Friday, October 8, 2010 | 3:30 p.m. CDT; updated 11:06 a.m. CDT, Monday, October 11, 2010

COLUMBIA — The Mid-Missouri Internet Crimes Task Force wants to remind folks that they never really know whom they are talking to on the Internet.

Detectives with the Boone County Sheriff’s Department assigned to the task force and the Moberly Police Department concluded an investigation Monday of a man who posed as a Missouri law enforcement officer on the Internet, according to a task force news release.

The man contacted a 15-year-old boy in Moberly while the boy was playing an online game on a Sony PlayStation 3. He asked personal questions and included sexually suggestive conversation, according to the release. The man first posed as a 10-year-old girl, but when the boy refused to continue, said he was a "Missouri State Police" officer conducting an investigation.

Missouri does not have a Missouri State Police and police do not contact people over the Internet to seek personal information, the release stated.

The man was able to get the boy to tell him his father’s full name. The man also contacted at least one friend on the father’s MySpace friends list via email the next day, claiming to be a Missouri State Police Sex Crimes officer. In the e-mail, he wrote that the 15-year-old boy was being investigated as a suspect in a crimes-against-children case, the news release said.

Both the boy and the friend contacted the father separately about these events. This spurned the father to contact the Moberly Police Department, who in turn contacted the Mid-Missouri Internet Crimes Task Force.

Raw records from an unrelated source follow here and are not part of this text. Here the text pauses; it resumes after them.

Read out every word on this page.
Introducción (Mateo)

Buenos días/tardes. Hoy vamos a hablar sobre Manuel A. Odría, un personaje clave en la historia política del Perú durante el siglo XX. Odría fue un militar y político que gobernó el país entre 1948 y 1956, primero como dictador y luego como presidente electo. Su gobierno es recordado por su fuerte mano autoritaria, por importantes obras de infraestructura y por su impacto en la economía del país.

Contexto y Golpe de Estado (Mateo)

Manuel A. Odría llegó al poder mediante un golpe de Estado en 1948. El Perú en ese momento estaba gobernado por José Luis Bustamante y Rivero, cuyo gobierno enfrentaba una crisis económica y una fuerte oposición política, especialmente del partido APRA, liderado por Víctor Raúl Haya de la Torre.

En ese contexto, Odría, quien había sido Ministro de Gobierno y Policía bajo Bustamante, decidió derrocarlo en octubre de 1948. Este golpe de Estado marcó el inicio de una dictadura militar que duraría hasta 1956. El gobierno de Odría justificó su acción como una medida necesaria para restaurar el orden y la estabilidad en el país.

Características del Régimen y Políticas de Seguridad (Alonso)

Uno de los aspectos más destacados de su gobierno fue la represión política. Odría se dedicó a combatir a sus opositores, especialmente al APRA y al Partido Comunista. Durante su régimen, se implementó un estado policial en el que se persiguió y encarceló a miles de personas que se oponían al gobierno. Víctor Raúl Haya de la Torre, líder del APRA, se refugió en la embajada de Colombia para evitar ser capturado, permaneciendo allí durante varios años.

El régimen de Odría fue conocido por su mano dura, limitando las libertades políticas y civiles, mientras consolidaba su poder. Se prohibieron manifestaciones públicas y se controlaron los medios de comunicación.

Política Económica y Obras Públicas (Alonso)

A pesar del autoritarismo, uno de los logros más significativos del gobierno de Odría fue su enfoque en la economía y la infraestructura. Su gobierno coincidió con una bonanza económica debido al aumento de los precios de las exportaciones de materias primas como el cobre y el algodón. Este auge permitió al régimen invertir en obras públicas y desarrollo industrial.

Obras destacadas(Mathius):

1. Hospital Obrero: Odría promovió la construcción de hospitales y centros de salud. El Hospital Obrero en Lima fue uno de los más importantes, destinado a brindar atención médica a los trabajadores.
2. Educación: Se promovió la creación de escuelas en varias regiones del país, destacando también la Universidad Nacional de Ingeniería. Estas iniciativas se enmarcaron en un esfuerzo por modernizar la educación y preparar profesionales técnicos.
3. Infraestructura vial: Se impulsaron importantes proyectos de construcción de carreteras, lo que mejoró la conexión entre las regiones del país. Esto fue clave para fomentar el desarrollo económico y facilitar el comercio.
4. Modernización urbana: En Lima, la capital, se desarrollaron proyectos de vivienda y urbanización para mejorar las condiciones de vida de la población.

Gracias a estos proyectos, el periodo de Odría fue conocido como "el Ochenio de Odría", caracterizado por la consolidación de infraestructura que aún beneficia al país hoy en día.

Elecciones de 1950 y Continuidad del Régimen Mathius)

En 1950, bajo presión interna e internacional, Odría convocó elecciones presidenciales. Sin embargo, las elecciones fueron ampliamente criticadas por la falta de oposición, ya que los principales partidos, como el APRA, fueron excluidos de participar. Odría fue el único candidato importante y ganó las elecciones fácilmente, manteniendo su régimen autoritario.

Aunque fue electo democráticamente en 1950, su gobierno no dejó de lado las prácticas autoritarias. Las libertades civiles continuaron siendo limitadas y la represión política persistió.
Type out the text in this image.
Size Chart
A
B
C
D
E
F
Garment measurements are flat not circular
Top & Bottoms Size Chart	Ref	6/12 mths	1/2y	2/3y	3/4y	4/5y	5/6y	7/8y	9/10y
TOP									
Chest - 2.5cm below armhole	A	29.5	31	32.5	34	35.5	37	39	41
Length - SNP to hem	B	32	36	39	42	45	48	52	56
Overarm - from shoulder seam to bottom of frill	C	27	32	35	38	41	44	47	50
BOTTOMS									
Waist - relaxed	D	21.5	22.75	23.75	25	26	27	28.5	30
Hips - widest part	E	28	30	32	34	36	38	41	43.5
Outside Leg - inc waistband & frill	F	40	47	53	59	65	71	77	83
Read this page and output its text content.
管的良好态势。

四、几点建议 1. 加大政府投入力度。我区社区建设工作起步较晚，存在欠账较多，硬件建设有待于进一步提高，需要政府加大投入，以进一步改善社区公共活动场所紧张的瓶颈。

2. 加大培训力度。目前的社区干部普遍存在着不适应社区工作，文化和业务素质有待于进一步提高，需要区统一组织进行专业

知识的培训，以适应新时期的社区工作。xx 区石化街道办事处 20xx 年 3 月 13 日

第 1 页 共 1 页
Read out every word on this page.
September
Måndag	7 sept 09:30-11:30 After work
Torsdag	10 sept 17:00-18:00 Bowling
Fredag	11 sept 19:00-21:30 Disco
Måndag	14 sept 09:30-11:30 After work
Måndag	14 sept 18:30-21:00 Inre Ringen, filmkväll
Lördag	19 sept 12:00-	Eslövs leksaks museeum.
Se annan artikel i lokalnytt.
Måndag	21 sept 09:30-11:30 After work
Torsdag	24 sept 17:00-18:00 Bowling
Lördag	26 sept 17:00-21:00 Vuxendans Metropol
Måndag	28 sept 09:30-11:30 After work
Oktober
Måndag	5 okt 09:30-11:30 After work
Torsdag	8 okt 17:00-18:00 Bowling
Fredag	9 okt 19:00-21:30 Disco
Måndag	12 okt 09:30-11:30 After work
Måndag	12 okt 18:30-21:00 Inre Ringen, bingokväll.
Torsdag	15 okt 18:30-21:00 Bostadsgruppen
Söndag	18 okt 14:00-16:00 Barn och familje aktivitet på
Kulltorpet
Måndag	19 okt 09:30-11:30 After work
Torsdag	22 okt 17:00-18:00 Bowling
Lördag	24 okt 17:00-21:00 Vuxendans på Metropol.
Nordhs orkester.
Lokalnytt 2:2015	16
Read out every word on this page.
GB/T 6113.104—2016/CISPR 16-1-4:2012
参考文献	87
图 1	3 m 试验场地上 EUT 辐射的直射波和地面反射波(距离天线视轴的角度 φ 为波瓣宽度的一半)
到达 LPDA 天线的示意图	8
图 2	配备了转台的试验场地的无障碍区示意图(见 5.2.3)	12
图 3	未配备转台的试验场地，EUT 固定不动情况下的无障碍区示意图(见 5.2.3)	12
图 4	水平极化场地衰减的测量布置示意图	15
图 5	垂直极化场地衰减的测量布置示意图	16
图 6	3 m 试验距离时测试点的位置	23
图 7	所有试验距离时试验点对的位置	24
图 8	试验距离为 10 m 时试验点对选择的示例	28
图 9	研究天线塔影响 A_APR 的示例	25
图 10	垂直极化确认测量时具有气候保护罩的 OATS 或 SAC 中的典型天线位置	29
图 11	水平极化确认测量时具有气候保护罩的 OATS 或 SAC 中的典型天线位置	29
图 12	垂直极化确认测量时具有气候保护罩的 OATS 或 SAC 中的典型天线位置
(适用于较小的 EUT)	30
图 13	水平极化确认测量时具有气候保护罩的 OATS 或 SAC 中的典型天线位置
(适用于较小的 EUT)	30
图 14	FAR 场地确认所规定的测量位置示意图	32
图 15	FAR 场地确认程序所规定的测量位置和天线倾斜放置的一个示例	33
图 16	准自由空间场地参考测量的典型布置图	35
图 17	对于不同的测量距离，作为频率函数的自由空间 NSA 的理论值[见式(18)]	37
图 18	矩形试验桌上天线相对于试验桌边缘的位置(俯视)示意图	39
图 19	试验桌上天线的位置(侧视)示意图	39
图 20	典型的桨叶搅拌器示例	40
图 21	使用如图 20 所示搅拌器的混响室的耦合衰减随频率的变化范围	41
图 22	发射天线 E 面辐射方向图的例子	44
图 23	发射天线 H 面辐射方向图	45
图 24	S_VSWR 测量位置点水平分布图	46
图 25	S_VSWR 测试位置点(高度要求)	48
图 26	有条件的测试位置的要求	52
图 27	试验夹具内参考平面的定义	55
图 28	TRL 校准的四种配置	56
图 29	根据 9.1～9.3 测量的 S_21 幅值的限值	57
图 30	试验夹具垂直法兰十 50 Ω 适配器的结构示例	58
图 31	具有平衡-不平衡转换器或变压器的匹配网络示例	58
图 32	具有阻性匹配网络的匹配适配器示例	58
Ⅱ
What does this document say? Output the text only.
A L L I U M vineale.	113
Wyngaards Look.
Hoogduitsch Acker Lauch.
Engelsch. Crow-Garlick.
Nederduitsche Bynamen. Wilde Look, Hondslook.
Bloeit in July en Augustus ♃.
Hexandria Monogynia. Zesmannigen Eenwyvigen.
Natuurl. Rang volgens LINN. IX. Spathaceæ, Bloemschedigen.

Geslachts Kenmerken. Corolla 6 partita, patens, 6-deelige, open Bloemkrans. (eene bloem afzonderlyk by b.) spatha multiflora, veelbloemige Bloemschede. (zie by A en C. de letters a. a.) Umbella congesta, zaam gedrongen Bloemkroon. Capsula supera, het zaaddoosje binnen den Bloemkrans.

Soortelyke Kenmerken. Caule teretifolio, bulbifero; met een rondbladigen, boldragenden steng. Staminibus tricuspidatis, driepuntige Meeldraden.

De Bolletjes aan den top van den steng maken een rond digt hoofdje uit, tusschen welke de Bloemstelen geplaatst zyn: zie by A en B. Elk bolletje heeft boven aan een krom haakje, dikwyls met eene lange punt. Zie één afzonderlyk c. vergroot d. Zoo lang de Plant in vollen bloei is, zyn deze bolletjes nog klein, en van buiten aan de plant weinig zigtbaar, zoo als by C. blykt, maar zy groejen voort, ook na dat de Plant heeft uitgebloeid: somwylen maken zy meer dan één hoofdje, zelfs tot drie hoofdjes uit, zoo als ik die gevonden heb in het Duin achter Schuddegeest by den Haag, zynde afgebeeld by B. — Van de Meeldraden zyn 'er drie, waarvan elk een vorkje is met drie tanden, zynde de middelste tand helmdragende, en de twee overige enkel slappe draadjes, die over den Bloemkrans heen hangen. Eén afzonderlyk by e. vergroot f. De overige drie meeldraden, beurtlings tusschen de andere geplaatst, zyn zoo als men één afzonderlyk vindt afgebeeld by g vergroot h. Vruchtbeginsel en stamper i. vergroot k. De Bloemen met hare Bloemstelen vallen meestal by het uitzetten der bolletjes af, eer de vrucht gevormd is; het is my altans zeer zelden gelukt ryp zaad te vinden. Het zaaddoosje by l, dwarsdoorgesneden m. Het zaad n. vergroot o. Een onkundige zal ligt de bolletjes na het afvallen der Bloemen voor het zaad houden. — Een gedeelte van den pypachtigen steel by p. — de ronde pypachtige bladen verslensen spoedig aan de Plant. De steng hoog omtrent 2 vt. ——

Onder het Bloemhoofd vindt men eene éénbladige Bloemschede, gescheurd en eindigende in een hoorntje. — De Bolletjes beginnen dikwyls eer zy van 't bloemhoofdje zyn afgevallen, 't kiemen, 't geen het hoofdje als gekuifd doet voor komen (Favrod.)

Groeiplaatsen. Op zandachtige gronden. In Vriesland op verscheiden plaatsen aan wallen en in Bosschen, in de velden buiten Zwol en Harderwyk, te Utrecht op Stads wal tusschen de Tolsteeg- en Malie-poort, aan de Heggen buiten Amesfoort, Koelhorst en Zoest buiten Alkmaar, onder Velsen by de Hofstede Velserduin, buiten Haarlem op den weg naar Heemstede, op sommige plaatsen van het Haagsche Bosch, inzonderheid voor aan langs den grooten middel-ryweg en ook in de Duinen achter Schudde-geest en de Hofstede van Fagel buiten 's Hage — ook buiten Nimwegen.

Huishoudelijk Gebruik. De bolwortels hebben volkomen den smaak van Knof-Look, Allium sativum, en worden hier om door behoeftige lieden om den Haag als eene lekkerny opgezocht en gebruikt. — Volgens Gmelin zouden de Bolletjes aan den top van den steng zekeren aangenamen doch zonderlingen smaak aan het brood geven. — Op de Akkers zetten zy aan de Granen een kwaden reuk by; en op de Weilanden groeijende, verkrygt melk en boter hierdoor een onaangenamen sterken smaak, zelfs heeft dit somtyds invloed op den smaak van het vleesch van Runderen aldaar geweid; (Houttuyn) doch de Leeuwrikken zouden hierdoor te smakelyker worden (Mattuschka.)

The joint investigations led to the identification of an Internet account in the northeast United States as the origin of the incident. Local law enforcement then initiated an investigation in the area where the suspect lived.

Detective Andy Anderson of the Boone County Sheriff’s Department, who also directs the task force, said the only potential violation in the case, at least in Missouri, was the impersonation of a police officer. Local authorities, though, weren’t able to find enough evidence to proceed with criminal charges.

The Mid-Missourian Internet Crimes Task Force and Moberly Police Department are warning the public of the scam and advise people never to give personal information to strangers over the Internet.

“The whole purpose of this release is to remind parents and guardians that you never know who you are talking to over the Internet and that you have to be extremely vigilant,” Anderson said.

Anderson said the No. 1 goal of the task force was to get families, both parents and kids, together and talking about the safe use of technology. Moreover, the public should be wary that devices other than cell phones and computers might be used to defraud people and contact minors.